Understanding, and using the power of MRP has many benefits and can help your organizations supply chain greatly. Setting off on the path from imbalance and inefficiency to balanced integration requires recognizing that data and material requirements planning (MRP) are the glue that holds everything together. As Material Requirements Planning (MRP) runs, it touches everything — materials, BOM, production, and other data with one sole purpose: to supply demand. When you step into a live MRP environment that reacts every time you take an action, you need to ask yourself: are you ready for it? Is every function and every department in your supply chain connected and communicating through one source of truth?
MRP is designed to help ensure that inventory needs are determined in advance and materials are produced to meet the needs you forecast. Once you use the power of MRP to do the hard work and make sure the data is correct, it becomes crucial to use exception monitoring. It is crucial to ensure that integration on the shop floor is being managed through evidence of actual — not forecasted — demand and that every step of the process hums along without glitches.

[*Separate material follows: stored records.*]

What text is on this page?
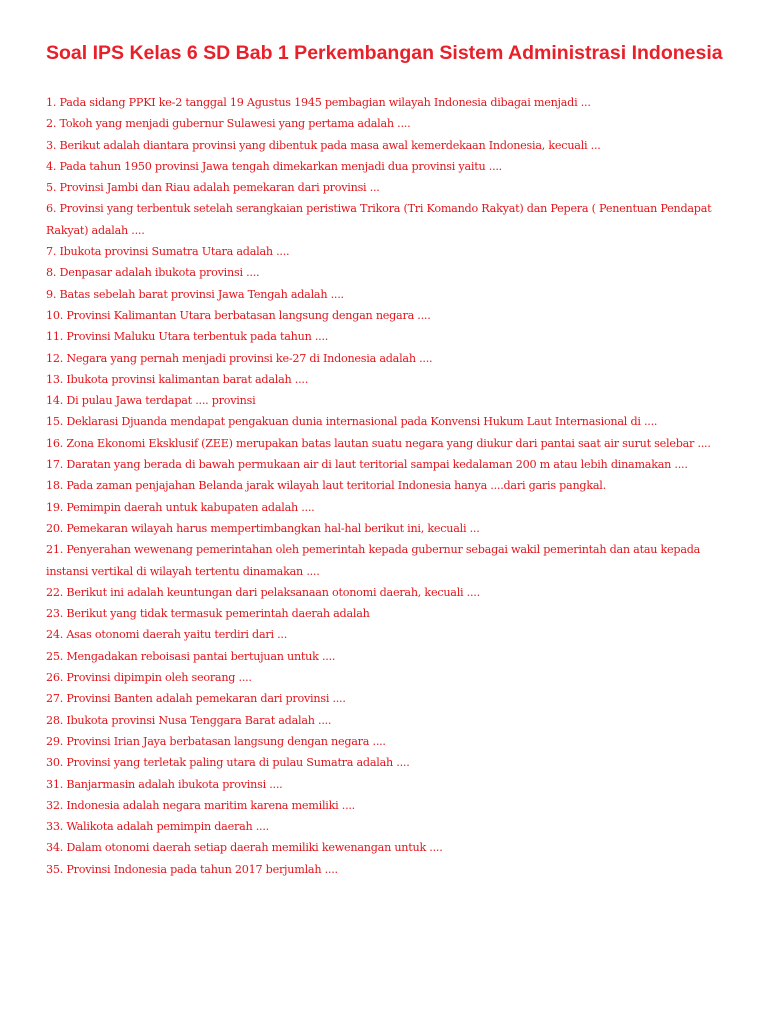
Soal IPS Kelas 6 SD Bab 1 Perkembangan Sistem Administrasi Indonesia
1. Pada sidang PPKI ke-2 tanggal 19 Agustus 1945 pembagian wilayah Indonesia dibagai menjadi ...
2. Tokoh yang menjadi gubernur Sulawesi yang pertama adalah ....
3. Berikut adalah diantara provinsi yang dibentuk pada masa awal kemerdekaan Indonesia, kecuali ...
4. Pada tahun 1950 provinsi Jawa tengah dimekarkan menjadi dua provinsi yaitu ....
5. Provinsi Jambi dan Riau adalah pemekaran dari provinsi ...
6. Provinsi yang terbentuk setelah serangkaian peristiwa Trikora (Tri Komando Rakyat) dan Pepera ( Penentuan Pendapat Rakyat) adalah ....
7. Ibukota provinsi Sumatra Utara adalah ....
8. Denpasar adalah ibukota provinsi ....
9. Batas sebelah barat provinsi Jawa Tengah adalah ....
10. Provinsi Kalimantan Utara berbatasan langsung dengan negara ....
11. Provinsi Maluku Utara terbentuk pada tahun ....
12. Negara yang pernah menjadi provinsi ke-27 di Indonesia adalah ....
13. Ibukota provinsi kalimantan barat adalah ....
14. Di pulau Jawa terdapat .... provinsi
15. Deklarasi Djuanda mendapat pengakuan dunia internasional pada Konvensi Hukum Laut Internasional di ....
16. Zona Ekonomi Eksklusif (ZEE) merupakan batas lautan suatu negara yang diukur dari pantai saat air surut selebar ....
17. Daratan yang berada di bawah permukaan air di laut teritorial sampai kedalaman 200 m atau lebih dinamakan ....
18. Pada zaman penjajahan Belanda jarak wilayah laut teritorial Indonesia hanya ....dari garis pangkal.
19. Pemimpin daerah untuk kabupaten adalah ....
20. Pemekaran wilayah harus mempertimbangkan hal-hal berikut ini, kecuali ...
21. Penyerahan wewenang pemerintahan oleh pemerintah kepada gubernur sebagai wakil pemerintah dan atau kepada instansi vertikal di wilayah tertentu dinamakan ....
22. Berikut ini adalah keuntungan dari pelaksanaan otonomi daerah, kecuali ....
23. Berikut yang tidak termasuk pemerintah daerah adalah
24. Asas otonomi daerah yaitu terdiri dari ...
25. Mengadakan reboisasi pantai bertujuan untuk ....
26. Provinsi dipimpin oleh seorang ....
27. Provinsi Banten adalah pemekaran dari provinsi ....
28. Ibukota provinsi Nusa Tenggara Barat adalah ....
29. Provinsi Irian Jaya berbatasan langsung dengan negara ....
30. Provinsi yang terletak paling utara di pulau Sumatra adalah ....
31. Banjarmasin adalah ibukota provinsi ....
32. Indonesia adalah negara maritim karena memiliki ....
33. Walikota adalah pemimpin daerah ....
34. Dalam otonomi daerah setiap daerah memiliki kewenangan untuk ....
35. Provinsi Indonesia pada tahun 2017 berjumlah ....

First, let’s be clear what managing by exception means. Exception monitoring is the tool used by master production schedulers, material planners, and buyers to ensure business processes are in check and that there is a balance between demand and supply.

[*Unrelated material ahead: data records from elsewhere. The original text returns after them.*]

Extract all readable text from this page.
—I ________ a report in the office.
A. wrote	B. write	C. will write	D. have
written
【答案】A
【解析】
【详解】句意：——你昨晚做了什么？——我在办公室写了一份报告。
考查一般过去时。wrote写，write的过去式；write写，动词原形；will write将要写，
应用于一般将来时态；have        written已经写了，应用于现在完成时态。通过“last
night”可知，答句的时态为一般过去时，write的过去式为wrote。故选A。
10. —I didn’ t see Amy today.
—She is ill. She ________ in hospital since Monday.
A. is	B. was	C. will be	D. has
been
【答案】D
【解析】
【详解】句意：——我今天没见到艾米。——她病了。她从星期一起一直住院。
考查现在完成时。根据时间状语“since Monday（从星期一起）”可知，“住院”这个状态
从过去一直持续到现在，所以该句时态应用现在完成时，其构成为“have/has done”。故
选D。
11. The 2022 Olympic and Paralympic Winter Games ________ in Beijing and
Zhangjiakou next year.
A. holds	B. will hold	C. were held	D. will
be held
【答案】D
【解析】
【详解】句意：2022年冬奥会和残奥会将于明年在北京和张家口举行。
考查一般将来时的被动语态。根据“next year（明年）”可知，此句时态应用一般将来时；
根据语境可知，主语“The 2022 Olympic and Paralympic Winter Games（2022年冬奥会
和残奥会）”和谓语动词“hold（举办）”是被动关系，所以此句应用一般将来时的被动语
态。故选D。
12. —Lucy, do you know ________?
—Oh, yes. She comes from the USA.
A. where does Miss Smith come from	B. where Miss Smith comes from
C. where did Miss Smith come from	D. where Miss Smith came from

What Happens When You Ignore Exceptions?
Quite simply, exception monitoring is the secret to success when striving to create integration across the supply chain. Through exceptions-created alerts, you quickly receive a heads-up that the strategies and rules you put in place are not correct, or not being adhered to, or not being integrated with other functions. Without a clear understanding of managing by exception, the following can and often does occur:
- Master data is inaccurate and does not support the full potential of MRP
- Process data becomes overdue and cluttered, breaking down the reliability of MRP
- Functions and departments set their own objectives, which rarely support improved productivity
- Communication across the company is difficult, inaccurate, and expensive
When processes and behavior are not aligned, inefficiencies are everywhere. These inefficiencies endanger your organization’s ability to secure a position and leads to unnecessary expense and missed business opportunities. The moment the process gets out of alignment, discrepancies between supply and demand become evident and cost is bound to be impacted. Even if you’re getting your product out the door to the customer on time, if you are consistently recovering at the last minute from your red-light situation, the quantity and time aspects of your supply chain are in jeopardy. Understanding the power of exception monitoring is key to a well-run supply chain and will help avoid future issues down the road.